Eine kurze Pause entstand, während er seine Gedanken ordnete. Er stellte immer einen Schwung Pferde für Plumpton auf, weil es eine der nächstgelegenen Bahnen war, und soviel ich wußte, sollte ich sechs von ihnen reiten.

«Dusty hat eine Liste«, sagte er schließlich.

«Okay.«

«Reiten Sie sie, wie es Ihnen am besten erscheint.«

«Alles klar.«

«Dann gute Nacht, Kit.«

«Gute Nacht, Wykeham.«

Zumindest hatte er mich beim richtigen Namen genannt, dachte ich, als ich auflegte. Vielleicht würden dann auch genau die richtigen Pferde in Plumpton ankommen.

Ich fuhr am nächsten Morgen mit dem Zug hin, und während die Kilometer vorbeirauschten, war ich froh, von dem Haus am Eaton Square fort zu sein. Ein Abend mit Beatrice de Brescou Bunt hatte mir, wenn auch abgeschwächt durch die Prinzessin, Litsi und Danielle, Perspektiven anstrengender Geselligkeit eröffnet, auf die ich gern verzichtete. Ich hatte mich unter den unverhüllt tadelnden Blicken der anderen zeitig zurückgezogen, aber selbst im Schlaf war mir, als hörte ich diese aufdringlich nörgelnde Stimme.

Als ich am Morgen aufgebrochen war, hatte Litsi gesagt, er wolle den größten Teil des Tages bei Roland verbringen, wenn John Grundy fort sei. Die Prinzessin und Danielle würden sich um Beatrice kümmern. Danielle, die bei ihrem Fernsehnachrichtensender Spätdienst hatte, würde kurz nach halb sechs alles weitere der Prinzessin überlassen müssen. Ich hatte versprochen, sobald wie möglich von Plumpton wiederzukommen, aber ehrlich gesagt war ich dankbar, als mir ein triftiger Grund geliefert wurde, das nicht zu tun, und zwar in Gestalt einer Nachricht, die mich im Waageraum erwartete. Sie kam von dem Boxenmanager der Rennbahn in Newbury; er bat mich, meinen Wagen dort wegzuholen, wo ich ihn hatte stehenlassen, da der Platz dringend für andere Zwecke benötigt wurde.

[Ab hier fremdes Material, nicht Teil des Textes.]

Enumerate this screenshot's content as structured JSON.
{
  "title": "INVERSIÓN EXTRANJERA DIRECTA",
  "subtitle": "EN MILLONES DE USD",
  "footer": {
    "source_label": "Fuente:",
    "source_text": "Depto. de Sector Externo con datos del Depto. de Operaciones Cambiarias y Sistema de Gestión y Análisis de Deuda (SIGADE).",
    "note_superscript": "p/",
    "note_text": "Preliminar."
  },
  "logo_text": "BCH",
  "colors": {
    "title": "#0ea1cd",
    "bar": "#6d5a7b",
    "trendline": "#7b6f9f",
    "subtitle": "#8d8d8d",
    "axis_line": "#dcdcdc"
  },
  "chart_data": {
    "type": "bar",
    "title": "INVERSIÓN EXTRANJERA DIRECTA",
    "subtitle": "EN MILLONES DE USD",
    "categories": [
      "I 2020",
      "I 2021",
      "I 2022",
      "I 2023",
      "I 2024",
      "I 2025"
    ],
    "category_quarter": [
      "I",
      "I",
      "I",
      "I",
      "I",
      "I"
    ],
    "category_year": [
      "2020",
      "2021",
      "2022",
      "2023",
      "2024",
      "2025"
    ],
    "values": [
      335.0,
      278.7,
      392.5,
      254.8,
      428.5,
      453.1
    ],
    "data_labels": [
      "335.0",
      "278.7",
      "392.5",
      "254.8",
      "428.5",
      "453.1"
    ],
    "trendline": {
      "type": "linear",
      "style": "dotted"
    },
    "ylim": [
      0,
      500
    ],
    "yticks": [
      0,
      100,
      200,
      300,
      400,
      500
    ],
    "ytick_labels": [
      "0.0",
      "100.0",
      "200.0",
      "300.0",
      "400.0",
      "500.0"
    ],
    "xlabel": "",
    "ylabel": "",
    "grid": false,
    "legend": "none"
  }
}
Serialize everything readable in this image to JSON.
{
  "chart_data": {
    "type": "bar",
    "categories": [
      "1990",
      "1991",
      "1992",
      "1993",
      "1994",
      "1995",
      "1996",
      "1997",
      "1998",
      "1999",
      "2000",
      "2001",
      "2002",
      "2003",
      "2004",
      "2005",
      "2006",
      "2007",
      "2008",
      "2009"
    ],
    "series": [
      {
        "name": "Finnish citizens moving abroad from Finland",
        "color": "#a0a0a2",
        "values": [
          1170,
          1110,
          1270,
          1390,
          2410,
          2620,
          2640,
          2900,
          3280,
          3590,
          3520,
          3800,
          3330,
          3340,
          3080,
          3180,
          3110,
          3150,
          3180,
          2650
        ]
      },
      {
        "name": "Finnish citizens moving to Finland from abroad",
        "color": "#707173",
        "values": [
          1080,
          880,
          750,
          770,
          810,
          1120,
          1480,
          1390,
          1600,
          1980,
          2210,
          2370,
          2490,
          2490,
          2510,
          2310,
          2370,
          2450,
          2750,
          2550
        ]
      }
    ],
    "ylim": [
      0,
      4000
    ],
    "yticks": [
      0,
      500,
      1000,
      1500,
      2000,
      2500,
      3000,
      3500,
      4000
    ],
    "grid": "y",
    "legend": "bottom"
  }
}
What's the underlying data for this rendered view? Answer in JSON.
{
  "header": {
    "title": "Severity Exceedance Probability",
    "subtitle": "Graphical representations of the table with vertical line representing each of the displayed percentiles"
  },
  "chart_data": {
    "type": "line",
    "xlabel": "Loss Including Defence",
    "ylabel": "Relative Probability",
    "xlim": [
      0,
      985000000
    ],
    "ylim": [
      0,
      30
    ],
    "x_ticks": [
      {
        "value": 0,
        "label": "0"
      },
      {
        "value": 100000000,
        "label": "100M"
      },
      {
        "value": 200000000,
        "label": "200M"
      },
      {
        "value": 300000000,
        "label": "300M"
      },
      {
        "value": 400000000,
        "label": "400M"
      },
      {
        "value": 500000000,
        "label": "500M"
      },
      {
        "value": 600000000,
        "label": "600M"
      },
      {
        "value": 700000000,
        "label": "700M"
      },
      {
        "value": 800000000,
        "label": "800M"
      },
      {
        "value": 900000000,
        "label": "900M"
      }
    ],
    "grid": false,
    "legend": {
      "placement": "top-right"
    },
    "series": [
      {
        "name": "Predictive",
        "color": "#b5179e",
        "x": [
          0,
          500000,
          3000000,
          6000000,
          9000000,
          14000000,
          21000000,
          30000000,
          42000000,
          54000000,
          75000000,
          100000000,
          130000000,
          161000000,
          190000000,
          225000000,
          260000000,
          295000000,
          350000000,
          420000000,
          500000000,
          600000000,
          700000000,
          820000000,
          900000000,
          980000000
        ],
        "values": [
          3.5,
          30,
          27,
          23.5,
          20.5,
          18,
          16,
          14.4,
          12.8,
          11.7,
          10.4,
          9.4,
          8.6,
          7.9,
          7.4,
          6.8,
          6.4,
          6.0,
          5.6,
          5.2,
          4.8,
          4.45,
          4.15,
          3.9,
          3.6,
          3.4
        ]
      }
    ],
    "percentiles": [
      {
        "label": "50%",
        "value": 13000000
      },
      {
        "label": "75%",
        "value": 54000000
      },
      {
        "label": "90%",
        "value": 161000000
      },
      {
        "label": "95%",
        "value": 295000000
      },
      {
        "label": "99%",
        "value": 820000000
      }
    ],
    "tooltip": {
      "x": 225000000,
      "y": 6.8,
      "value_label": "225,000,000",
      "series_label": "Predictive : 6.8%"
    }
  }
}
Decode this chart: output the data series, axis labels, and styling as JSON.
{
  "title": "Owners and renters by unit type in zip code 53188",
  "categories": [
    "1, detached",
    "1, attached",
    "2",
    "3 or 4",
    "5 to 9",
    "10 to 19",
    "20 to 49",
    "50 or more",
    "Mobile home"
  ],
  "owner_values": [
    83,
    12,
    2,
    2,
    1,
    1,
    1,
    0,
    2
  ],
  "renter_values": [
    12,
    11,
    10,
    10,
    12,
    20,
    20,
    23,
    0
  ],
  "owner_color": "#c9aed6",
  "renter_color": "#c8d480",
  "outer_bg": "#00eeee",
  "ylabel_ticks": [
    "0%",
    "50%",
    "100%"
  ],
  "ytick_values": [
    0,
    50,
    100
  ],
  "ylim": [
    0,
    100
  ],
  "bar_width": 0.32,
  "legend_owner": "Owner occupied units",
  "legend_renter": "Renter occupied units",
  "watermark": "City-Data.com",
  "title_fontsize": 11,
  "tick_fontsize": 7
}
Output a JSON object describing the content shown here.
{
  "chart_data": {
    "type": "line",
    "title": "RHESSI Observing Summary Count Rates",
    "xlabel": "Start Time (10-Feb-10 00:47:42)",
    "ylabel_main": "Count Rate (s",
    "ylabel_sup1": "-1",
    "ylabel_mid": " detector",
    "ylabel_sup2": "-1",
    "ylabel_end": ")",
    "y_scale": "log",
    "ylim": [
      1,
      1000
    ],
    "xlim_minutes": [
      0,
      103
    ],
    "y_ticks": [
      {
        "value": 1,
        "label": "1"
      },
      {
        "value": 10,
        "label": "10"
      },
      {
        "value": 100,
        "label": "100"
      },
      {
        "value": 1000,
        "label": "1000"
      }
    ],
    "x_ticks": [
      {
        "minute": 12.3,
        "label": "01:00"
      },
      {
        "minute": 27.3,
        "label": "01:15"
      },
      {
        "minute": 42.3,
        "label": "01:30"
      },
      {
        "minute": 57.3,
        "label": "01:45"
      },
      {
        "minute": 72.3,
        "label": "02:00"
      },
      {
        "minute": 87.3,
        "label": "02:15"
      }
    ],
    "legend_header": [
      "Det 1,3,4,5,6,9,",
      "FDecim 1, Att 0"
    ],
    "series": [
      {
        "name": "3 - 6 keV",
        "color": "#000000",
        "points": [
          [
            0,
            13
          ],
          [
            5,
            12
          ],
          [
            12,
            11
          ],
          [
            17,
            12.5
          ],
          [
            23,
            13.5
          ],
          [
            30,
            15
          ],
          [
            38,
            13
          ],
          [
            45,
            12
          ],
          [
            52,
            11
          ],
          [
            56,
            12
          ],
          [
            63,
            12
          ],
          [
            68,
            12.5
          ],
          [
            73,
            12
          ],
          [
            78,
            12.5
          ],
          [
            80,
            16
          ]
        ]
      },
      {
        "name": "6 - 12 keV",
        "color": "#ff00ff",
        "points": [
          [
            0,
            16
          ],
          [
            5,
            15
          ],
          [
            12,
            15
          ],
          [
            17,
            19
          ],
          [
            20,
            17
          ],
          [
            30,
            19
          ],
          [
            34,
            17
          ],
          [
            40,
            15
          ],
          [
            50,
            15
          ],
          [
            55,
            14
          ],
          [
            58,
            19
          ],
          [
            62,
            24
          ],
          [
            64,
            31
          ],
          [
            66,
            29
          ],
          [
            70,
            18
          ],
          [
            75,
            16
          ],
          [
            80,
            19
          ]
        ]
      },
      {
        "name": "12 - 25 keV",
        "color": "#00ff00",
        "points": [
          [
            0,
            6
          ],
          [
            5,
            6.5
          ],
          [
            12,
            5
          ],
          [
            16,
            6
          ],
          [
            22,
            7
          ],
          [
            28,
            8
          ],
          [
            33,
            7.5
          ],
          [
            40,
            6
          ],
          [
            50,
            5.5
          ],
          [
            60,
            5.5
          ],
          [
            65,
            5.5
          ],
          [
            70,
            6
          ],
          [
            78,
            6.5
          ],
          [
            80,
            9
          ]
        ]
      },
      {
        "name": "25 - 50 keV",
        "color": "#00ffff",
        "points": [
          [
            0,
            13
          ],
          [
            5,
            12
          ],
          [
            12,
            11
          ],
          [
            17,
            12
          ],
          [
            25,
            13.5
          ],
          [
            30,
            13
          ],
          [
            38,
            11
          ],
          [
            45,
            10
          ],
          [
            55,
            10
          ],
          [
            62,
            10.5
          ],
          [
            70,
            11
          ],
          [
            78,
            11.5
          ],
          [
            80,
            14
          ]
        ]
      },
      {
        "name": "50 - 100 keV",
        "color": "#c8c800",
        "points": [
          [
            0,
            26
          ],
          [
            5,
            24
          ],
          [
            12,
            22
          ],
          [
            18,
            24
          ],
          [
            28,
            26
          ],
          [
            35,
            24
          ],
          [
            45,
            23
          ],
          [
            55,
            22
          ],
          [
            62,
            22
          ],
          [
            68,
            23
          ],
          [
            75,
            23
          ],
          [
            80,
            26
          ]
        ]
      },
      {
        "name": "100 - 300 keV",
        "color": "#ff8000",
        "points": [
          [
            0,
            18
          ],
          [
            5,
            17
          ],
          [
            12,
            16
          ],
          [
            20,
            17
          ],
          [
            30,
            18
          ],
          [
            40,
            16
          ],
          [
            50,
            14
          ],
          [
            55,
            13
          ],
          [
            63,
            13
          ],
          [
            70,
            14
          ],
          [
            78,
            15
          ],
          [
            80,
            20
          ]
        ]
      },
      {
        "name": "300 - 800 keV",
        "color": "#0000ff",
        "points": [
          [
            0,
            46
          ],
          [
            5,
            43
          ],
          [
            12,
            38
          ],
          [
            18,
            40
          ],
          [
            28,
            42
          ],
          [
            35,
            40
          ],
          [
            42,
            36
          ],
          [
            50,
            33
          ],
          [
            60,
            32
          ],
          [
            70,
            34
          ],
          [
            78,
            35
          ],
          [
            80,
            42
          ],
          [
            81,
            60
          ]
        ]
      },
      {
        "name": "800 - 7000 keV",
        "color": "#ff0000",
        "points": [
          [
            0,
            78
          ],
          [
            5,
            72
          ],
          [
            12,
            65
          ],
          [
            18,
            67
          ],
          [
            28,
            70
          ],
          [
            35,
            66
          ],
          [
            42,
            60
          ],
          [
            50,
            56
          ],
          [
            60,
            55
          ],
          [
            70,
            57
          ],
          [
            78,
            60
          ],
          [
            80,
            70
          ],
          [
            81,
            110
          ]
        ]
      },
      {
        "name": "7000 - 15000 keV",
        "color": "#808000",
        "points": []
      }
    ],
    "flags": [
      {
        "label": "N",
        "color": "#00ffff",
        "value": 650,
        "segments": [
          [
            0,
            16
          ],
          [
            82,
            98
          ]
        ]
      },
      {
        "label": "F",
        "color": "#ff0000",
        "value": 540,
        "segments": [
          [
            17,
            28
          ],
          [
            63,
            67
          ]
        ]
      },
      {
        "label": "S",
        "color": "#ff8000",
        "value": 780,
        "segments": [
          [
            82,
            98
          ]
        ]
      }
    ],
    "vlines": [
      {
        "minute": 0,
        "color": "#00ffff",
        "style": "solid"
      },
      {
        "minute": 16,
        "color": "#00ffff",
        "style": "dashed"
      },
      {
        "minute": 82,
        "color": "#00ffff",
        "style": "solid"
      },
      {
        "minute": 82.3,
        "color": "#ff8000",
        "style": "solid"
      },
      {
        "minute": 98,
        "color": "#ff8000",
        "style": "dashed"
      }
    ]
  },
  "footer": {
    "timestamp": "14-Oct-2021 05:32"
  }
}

Ich rief am Eaton Square an. Zufällig meldete sich Danielle. Ich erklärte die Sache mit dem Wagen.»Ich lasse mich von jemand nach Newbury mitnehmen. Es wird aber besser sein, wenn ich dann bei mir in Lambourn übernachte, weil ich morgen in Devon starte. Entschuldigst du mich bei der Prinzessin? Sag ihr, ich komme morgen abend nach dem Rennen wieder, wenn’s ihr recht ist.«

«Deserteur«, sagte Danielle.»Du hörst dich verdächtig zufrieden an.«

«Von der Entfernung her ist es schon sinnvoll«, betonte ich.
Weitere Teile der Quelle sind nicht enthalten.